Aktien Verkaufen Gebühren

Anteile Verkaufsgebühren

Der Durchschnittswert der Gebührenstruktur von "traditionellen" Banken kann erfasst werden: Beim Kauf von Aktien fallen immer Gebühren an, die sich auf keinen Fall vermeiden lassen. Gebühren und Gebühren) und das Eröffnen und Schließen einer CFD-Position. KontokorrentZahlen Sie noch Gebühren für Ihr Girokonto?

Honorare für den Erwerb und die Veräußerung von Aktien

Jetzt möchte ich ein richtiges Lager eröffnen und arbeite derzeit an den anfallenden Preisen und möchte auf diese Weise Antworten auf meine Frage(n) finden. Nehmen wir an, ich würde 10 Aktien auf der Coonsorsbank-Plattform für je 100 EUR plus 1,50 XETRA-Gebühren + (Transaktionsgebühren) kaufen. Wo und wann entstehen mir die Transaktionsentgelte und wie hoch sind die Transaktionsentgelte für die jeweiligen Anteile?

Möchte ich die Aktien dann verkaufen: Beispiel: von meinen 10 Aktien, die ich gekauft habe, auf 1000,00 EUR jetzt total 1500,00 EUR und ich entscheide mich, die Aktien wieder zu verkaufen. Stimmt es, dass ich wieder 9,95 + 0,25% von 1500 EUR zahlen muss?

Kauf und Verkauf von Aktien: Diese Gebühren fallen an

Vor einem unerfahrenen Investor, der sich mit den tiefer liegenden Geheimnis des Börsehandels beschäftigt, muss eines geklärt sein: Es gibt Gebühren für den Kauf oder Verkauf von Aktien, die Sie beachten sollten. Der überwiegende Teil der privaten Investoren geht davon aus, dass die alleinigen Handelskosten für Aktien in der tatsächlichen Anlage in den Wertpapieren liegt.

Zudem werden natürlich ungünstige Wechselkurse und die zu erwarteten Kursverluste als Aufwand erachtet. In Wirklichkeit muss aber auch ein durchaus erfolgreich agierender Investor mit einigen Aufwendungen aus den unterschiedlichen Handelsmöglichkeiten mit seinen Aktien in Gestalt bestimmter Gebühren gerechnet werden. Für den Kauf von Beteiligungspapieren setzen viele kleine Investoren ihre eigene Bank ein, was neben einigen weiteren Vorteilen auch Nachteile mit sich bringt.

Bei traditionellen Aktien beläuft sich diese Kommission immer auf ca. 1% des Auftragswertes, bei Obligationen in der Regel auf 0,5%. Es muss jedoch nur an der Präsenzbörse bezahlt werden und ist abhängig vom depotführenden Finanzinstitut. Das übliche Vermittlungsentgelt im DAX ist 0,04% des Gesamtauftragsvolumens, d.h. ein Auftrag zum Kauf oder Verkauf von Anteilen.
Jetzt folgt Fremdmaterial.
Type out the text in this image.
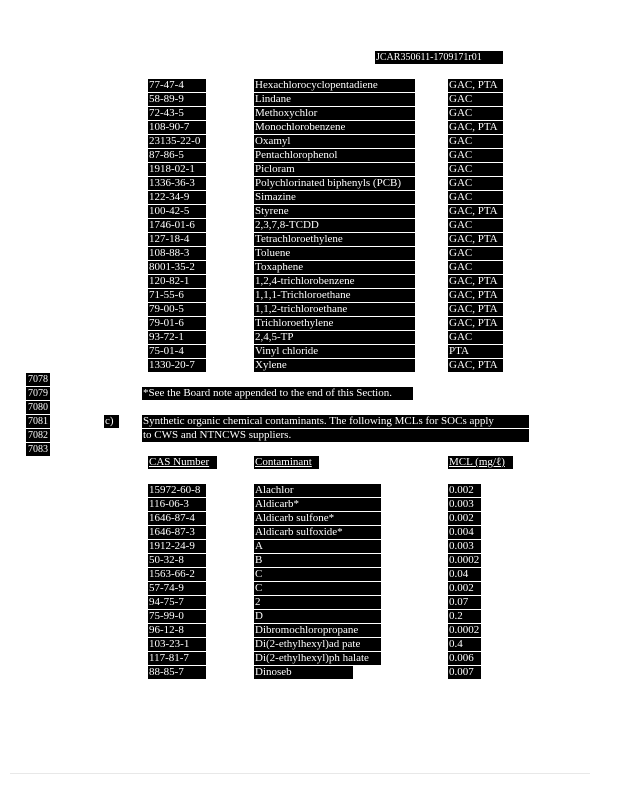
JCAR350611-1709171r01
77-47-4	Hexachlorocyclopentadiene	GAC, PTA
58-89-9	Lindane	GAC
72-43-5	Methoxychlor	GAC
108-90-7	Monochlorobenzene	GAC, PTA
23135-22-0	Oxamyl	GAC
87-86-5	Pentachlorophenol	GAC
1918-02-1	Picloram	GAC
1336-36-3	Polychlorinated biphenyls (PCB)	GAC
122-34-9	Simazine	GAC
100-42-5	Styrene	GAC, PTA
1746-01-6	2,3,7,8-TCDD	GAC
127-18-4	Tetrachloroethylene	GAC, PTA
108-88-3	Toluene	GAC
8001-35-2	Toxaphene	GAC
120-82-1	1,2,4-trichlorobenzene	GAC, PTA
71-55-6	1,1,1-Trichloroethane	GAC, PTA
79-00-5	1,1,2-trichloroethane	GAC, PTA
79-01-6	Trichloroethylene	GAC, PTA
93-72-1	2,4,5-TP	GAC
75-01-4	Vinyl chloride	PTA
1330-20-7	Xylene	GAC, PTA
7078
7079
7080
7081
7082
7083
*See the Board note appended to the end of this Section.
c)	Synthetic organic chemical contaminants. The following MCLs for SOCs apply
to CWS and NTNCWS suppliers.
CAS Number	Contaminant	MCL (mg/ℓ)
15972-60-8	Alachlor	0.002
116-06-3	Aldicarb*	0.003
1646-87-4	Aldicarb sulfone*	0.002
1646-87-3	Aldicarb sulfoxide*	0.004
1912-24-9	A	0.003
50-32-8	B	0.0002
1563-66-2	C	0.04
57-74-9	C	0.002
94-75-7	2	0.07
75-99-0	D	0.2
96-12-8	Dibromochloropropane	0.0002
103-23-1	Di(2-ethylhexyl)ad pate	0.4
117-81-7	Di(2-ethylhexyl)ph halate	0.006
88-85-7	Dinoseb	0.007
Für andere Indizes beträgt diese Vergütung 0,08%. Zusätzlich zu den Gebühren für die Aufträge selbst fallen für den Investor auch Gebühren für die Depotführung an. Es wird unterschieden zwischen den sogenannten Fixkosten und den Verwaltungskosten für das Wertpapierdepot, in dem alle Ihre Titel sind. Allerdings hängen diese Aufwendungen in erheblichem Maße von den entsprechenden Aufträgen ab und variieren von Bank zu Bank.

Auch die reine Kauf- und Verkaufsgebühr sollte nicht unterschätzt werden. Einige dieser Kosten können jedoch reduziert werden, wenn Sie anstelle einer großen Bank einen Discount oder Online-Broker für Ihre Eigenkapitaltransaktionen einsetzen.